30 mM Sulfuric Acid & LC-MS?

Discussions about GC-MS, LC-MS, LC-FTIR, and other "coupled" analytical techniques.

6 posts Page 1 of 1
Hello all,

I have been approached by somebody in another lab with the request to identify peaks in their HPLC run by LC-MS. However, their mobile phase contains 30 mM sulfuric acid (pH 1.5)....

I am not keen on having that mobile phase go through our ESI source. and cause corrosion, especially at elevated temperature. At the same time, it is critical to identify said peaks.

Do you have any suggestions on how to compatibilize this HPLC method with ESI (or APCI)?

I am considering installing a 1:10 or so splitter post-column and then mixing with enough ammonium acetate buffer before the source to neutralize the acid. I will not be sensitivity limited at all. Does that sound like a viable plan?

Should I expect long term contamination with sulfuric acid-related ions? I had this happen with phosphoric acid before.

Thank you very much in advance!

Arne
maybe not as you still have the non-volatile sulfate in your eluent (similar to phosphates)

Maybe it is possible to replace the sulfuric acid with some volatile acid like TFA or Difluoroacetic acid (less ionsupression), or even a (higher concentrated) formic acid can do the trick?
Of course, the other lab should also redo the chromatography with the new modifier, to recheck the peak order.

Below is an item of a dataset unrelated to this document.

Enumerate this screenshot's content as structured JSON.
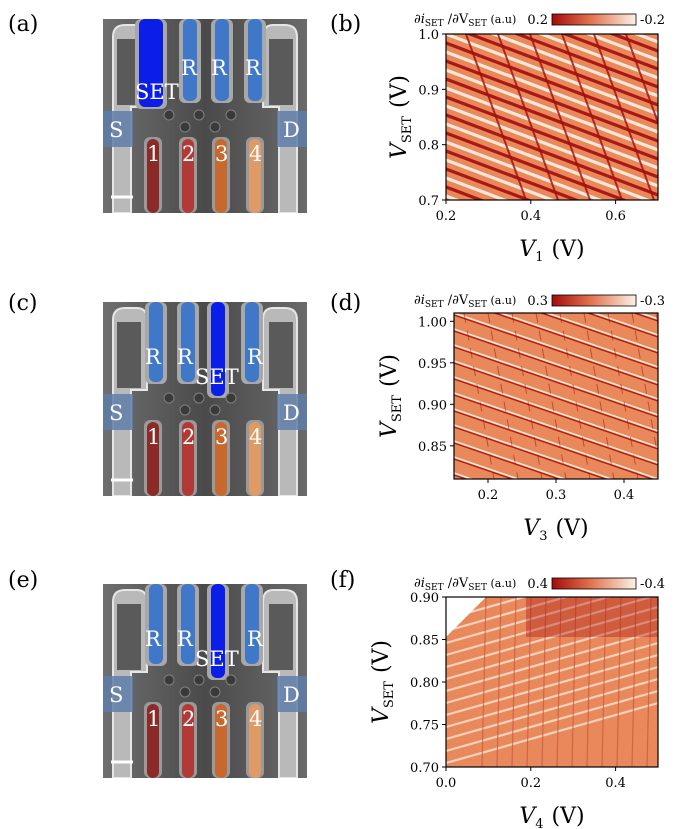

Otherwise, maybe de-sulfating fractionated peaks by SPE would be an option for this "one time task". (fractionate, dilute with water, load on SPE, elute with sulfate free solvent and reanalyze with a generic, MS-friendly method or direct MS infusion)
A 2D-LC setup for this online SPE task would be nice.
As a matter of interest, sulphuric acid is indeed hideously corrosive to an LC-MS, even at muuuuuch lower concentrations. But it gives really nice sulphate adducts of the analytes. Don't ask how I know...
Thank you for the replies guys! It turns out the customer is not interested in the region of the chromatogram in which sulfuric acid is used as a modifier. I will jsut use the switching valve and divert the flow away from the MS during the first part of the analysis.

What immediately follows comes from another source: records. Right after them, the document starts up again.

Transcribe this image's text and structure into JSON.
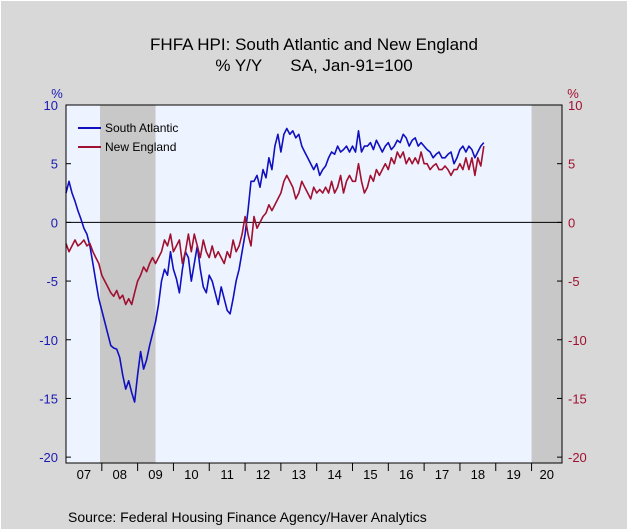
{
  "chart_data": {
    "type": "line",
    "title": "FHFA HPI: South Atlantic and New England",
    "subtitle": "% Y/Y      SA, Jan-91=100",
    "source": "Source:  Federal Housing Finance Agency/Haver Analytics",
    "left_axis": {
      "unit": "%",
      "ticks": [
        "10",
        "5",
        "0",
        "-5",
        "-10",
        "-15",
        "-20"
      ],
      "range": [
        -20.5,
        10
      ],
      "color": "#1a1ab4"
    },
    "right_axis": {
      "unit": "%",
      "ticks": [
        "10",
        "5",
        "0",
        "-5",
        "-10",
        "-15",
        "-20"
      ],
      "range": [
        -20.5,
        10
      ],
      "color": "#a01030"
    },
    "x_labels": [
      "07",
      "08",
      "09",
      "10",
      "11",
      "12",
      "13",
      "14",
      "15",
      "16",
      "17",
      "18",
      "19",
      "20"
    ],
    "x_range": [
      2007,
      2020.85
    ],
    "recessions": [
      [
        2007.95,
        2009.5
      ],
      [
        2020.0,
        2020.85
      ]
    ],
    "legend_position": "top-left",
    "series": [
      {
        "name": "South Atlantic",
        "color": "#1010c0",
        "x_start": 2007.0,
        "step": 0.0833333,
        "values": [
          2.5,
          3.5,
          2.5,
          1.8,
          1.0,
          0.3,
          -0.5,
          -1.0,
          -2.0,
          -3.5,
          -5.0,
          -6.5,
          -7.5,
          -8.5,
          -9.5,
          -10.5,
          -10.7,
          -10.8,
          -11.5,
          -13.0,
          -14.2,
          -13.5,
          -14.5,
          -15.3,
          -13.0,
          -11.0,
          -12.5,
          -11.7,
          -10.5,
          -9.5,
          -8.5,
          -7.0,
          -5.0,
          -4.0,
          -4.5,
          -2.5,
          -4.0,
          -4.8,
          -6.0,
          -4.0,
          -2.5,
          -3.0,
          -5.0,
          -3.5,
          -2.0,
          -4.0,
          -5.5,
          -6.0,
          -4.5,
          -5.0,
          -6.0,
          -7.0,
          -5.5,
          -6.5,
          -7.5,
          -7.8,
          -6.5,
          -5.0,
          -4.0,
          -2.5,
          -1.0,
          1.0,
          3.5,
          3.5,
          4.0,
          3.0,
          4.5,
          3.8,
          5.5,
          4.5,
          6.5,
          7.5,
          6.0,
          7.5,
          8.0,
          7.5,
          7.8,
          7.2,
          7.5,
          6.5,
          6.0,
          5.5,
          5.0,
          4.5,
          5.0,
          4.0,
          4.5,
          4.8,
          5.5,
          6.0,
          5.8,
          6.5,
          6.0,
          6.2,
          6.5,
          6.0,
          6.5,
          6.0,
          7.8,
          6.0,
          6.5,
          6.5,
          6.8,
          6.2,
          7.0,
          6.5,
          6.0,
          6.5,
          6.8,
          6.2,
          6.5,
          7.0,
          6.8,
          7.5,
          7.2,
          6.5,
          7.0,
          7.2,
          6.5,
          6.8,
          6.5,
          6.2,
          6.0,
          5.5,
          5.8,
          6.0,
          5.5,
          5.5,
          5.8,
          6.0,
          5.0,
          5.5,
          6.2,
          6.5,
          6.0,
          6.5,
          6.2,
          5.5,
          6.0,
          6.5,
          6.8
        ]
      },
      {
        "name": "New England",
        "color": "#a01030",
        "x_start": 2007.0,
        "step": 0.0833333,
        "values": [
          -1.8,
          -2.5,
          -2.0,
          -1.5,
          -2.0,
          -1.8,
          -1.5,
          -2.0,
          -1.8,
          -2.5,
          -3.0,
          -3.5,
          -4.5,
          -5.0,
          -5.5,
          -6.0,
          -6.3,
          -5.8,
          -6.5,
          -6.2,
          -7.0,
          -6.5,
          -7.0,
          -6.0,
          -5.0,
          -4.5,
          -3.8,
          -4.2,
          -3.5,
          -3.0,
          -3.5,
          -3.0,
          -2.5,
          -1.5,
          -2.0,
          -1.0,
          -2.5,
          -2.0,
          -1.5,
          -3.5,
          -2.5,
          -1.0,
          -2.5,
          -1.0,
          -2.0,
          -3.0,
          -1.5,
          -2.5,
          -3.0,
          -2.0,
          -3.0,
          -2.5,
          -3.0,
          -3.5,
          -2.5,
          -3.0,
          -1.5,
          -2.5,
          -2.0,
          -1.0,
          0.5,
          -1.0,
          -2.0,
          0.5,
          -0.5,
          0.0,
          0.5,
          0.8,
          1.5,
          1.0,
          1.5,
          2.0,
          2.5,
          3.5,
          4.0,
          3.5,
          3.0,
          2.0,
          2.5,
          3.5,
          3.0,
          2.5,
          2.0,
          3.0,
          2.5,
          2.8,
          2.5,
          3.0,
          2.5,
          3.5,
          2.5,
          3.0,
          4.0,
          2.5,
          3.5,
          4.0,
          3.5,
          3.5,
          5.0,
          3.5,
          2.5,
          3.0,
          4.0,
          3.5,
          4.5,
          4.0,
          4.5,
          5.0,
          4.5,
          5.5,
          5.0,
          6.0,
          5.5,
          6.0,
          5.0,
          5.5,
          5.0,
          5.5,
          5.0,
          6.0,
          5.0,
          5.0,
          4.5,
          4.8,
          5.0,
          4.5,
          4.5,
          4.8,
          4.5,
          4.0,
          4.5,
          4.5,
          5.0,
          4.5,
          5.5,
          4.5,
          5.5,
          4.0,
          5.5,
          4.8,
          6.5
        ]
      }
    ]
  }
}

I'll let you know how it went....
Despite using a divert valve there was a serious signal for HSO4-, H3S2O8-, and methyl bisulfate. Flushing the system with water cleared it out easily.

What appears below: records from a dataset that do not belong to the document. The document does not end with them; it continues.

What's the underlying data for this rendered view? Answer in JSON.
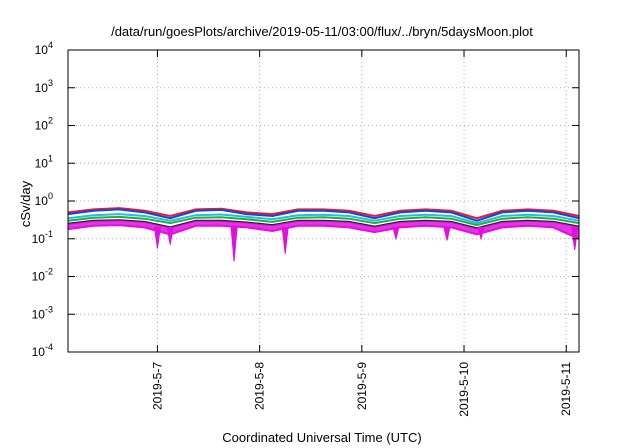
{
  "chart_data": {
    "type": "line",
    "title": "/data/run/goesPlots/archive/2019-05-11/03:00/flux/../bryn/5daysMoon.plot",
    "xlabel": "Coordinated Universal Time (UTC)",
    "ylabel": "cSv/day",
    "yscale": "log",
    "ylim": [
      0.0001,
      10000
    ],
    "xlim": [
      "2019-05-06 03:00",
      "2019-05-11 03:00"
    ],
    "grid": true,
    "y_ticks": [
      {
        "base": "10",
        "exp": "-4",
        "value": 0.0001
      },
      {
        "base": "10",
        "exp": "-3",
        "value": 0.001
      },
      {
        "base": "10",
        "exp": "-2",
        "value": 0.01
      },
      {
        "base": "10",
        "exp": "-1",
        "value": 0.1
      },
      {
        "base": "10",
        "exp": "0",
        "value": 1
      },
      {
        "base": "10",
        "exp": "1",
        "value": 10
      },
      {
        "base": "10",
        "exp": "2",
        "value": 100
      },
      {
        "base": "10",
        "exp": "3",
        "value": 1000
      },
      {
        "base": "10",
        "exp": "4",
        "value": 10000
      }
    ],
    "x_ticks": [
      {
        "label": "2019-5-7",
        "value": "2019-05-07 00:00"
      },
      {
        "label": "2019-5-8",
        "value": "2019-05-08 00:00"
      },
      {
        "label": "2019-5-9",
        "value": "2019-05-09 00:00"
      },
      {
        "label": "2019-5-10",
        "value": "2019-05-10 00:00"
      },
      {
        "label": "2019-5-11",
        "value": "2019-05-11 00:00"
      }
    ],
    "x_hours": [
      0,
      6,
      12,
      18,
      24,
      30,
      36,
      42,
      48,
      54,
      60,
      66,
      72,
      78,
      84,
      90,
      96,
      102,
      108,
      114,
      120
    ],
    "series": [
      {
        "color": "#e0202e",
        "values": [
          0.5,
          0.6,
          0.65,
          0.55,
          0.4,
          0.6,
          0.62,
          0.5,
          0.45,
          0.6,
          0.6,
          0.55,
          0.4,
          0.55,
          0.6,
          0.55,
          0.35,
          0.55,
          0.6,
          0.55,
          0.4
        ]
      },
      {
        "color": "#2040d0",
        "values": [
          0.45,
          0.55,
          0.6,
          0.5,
          0.35,
          0.55,
          0.58,
          0.45,
          0.4,
          0.55,
          0.55,
          0.5,
          0.35,
          0.5,
          0.55,
          0.5,
          0.3,
          0.5,
          0.55,
          0.5,
          0.35
        ]
      },
      {
        "color": "#20c0e0",
        "values": [
          0.35,
          0.42,
          0.45,
          0.4,
          0.3,
          0.42,
          0.44,
          0.38,
          0.33,
          0.42,
          0.43,
          0.4,
          0.3,
          0.4,
          0.43,
          0.4,
          0.26,
          0.4,
          0.43,
          0.4,
          0.3
        ]
      },
      {
        "color": "#20b040",
        "values": [
          0.3,
          0.36,
          0.38,
          0.34,
          0.26,
          0.36,
          0.37,
          0.33,
          0.28,
          0.36,
          0.37,
          0.34,
          0.26,
          0.34,
          0.37,
          0.34,
          0.23,
          0.34,
          0.37,
          0.34,
          0.26
        ]
      },
      {
        "color": "#202020",
        "values": [
          0.25,
          0.3,
          0.31,
          0.28,
          0.2,
          0.3,
          0.3,
          0.27,
          0.23,
          0.3,
          0.3,
          0.28,
          0.21,
          0.28,
          0.3,
          0.28,
          0.19,
          0.28,
          0.3,
          0.28,
          0.21
        ]
      },
      {
        "color": "#e010e0",
        "values": [
          0.18,
          0.22,
          0.23,
          0.2,
          0.13,
          0.22,
          0.22,
          0.2,
          0.16,
          0.22,
          0.22,
          0.2,
          0.15,
          0.2,
          0.22,
          0.2,
          0.13,
          0.2,
          0.22,
          0.2,
          0.1
        ]
      }
    ],
    "dips": [
      {
        "hour": 21,
        "value": 0.055
      },
      {
        "hour": 24,
        "value": 0.07
      },
      {
        "hour": 39,
        "value": 0.025
      },
      {
        "hour": 51,
        "value": 0.04
      },
      {
        "hour": 77,
        "value": 0.1
      },
      {
        "hour": 89,
        "value": 0.09
      },
      {
        "hour": 97,
        "value": 0.1
      },
      {
        "hour": 119,
        "value": 0.05
      }
    ]
  }
}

Overall, it was worth doing the analyses.
I assume you are required to run the same HPLC conditions in order keep the elution order and elution time the same and to put m/z to those specific peaks seen in the HPLC runs.

It can take up to several minutes to flush out all the H2SO4 from the column, as you have probably discovered.

If it were me trying this, I would look into developing a similar chromatographic method but with use of acetic acid or formic acid.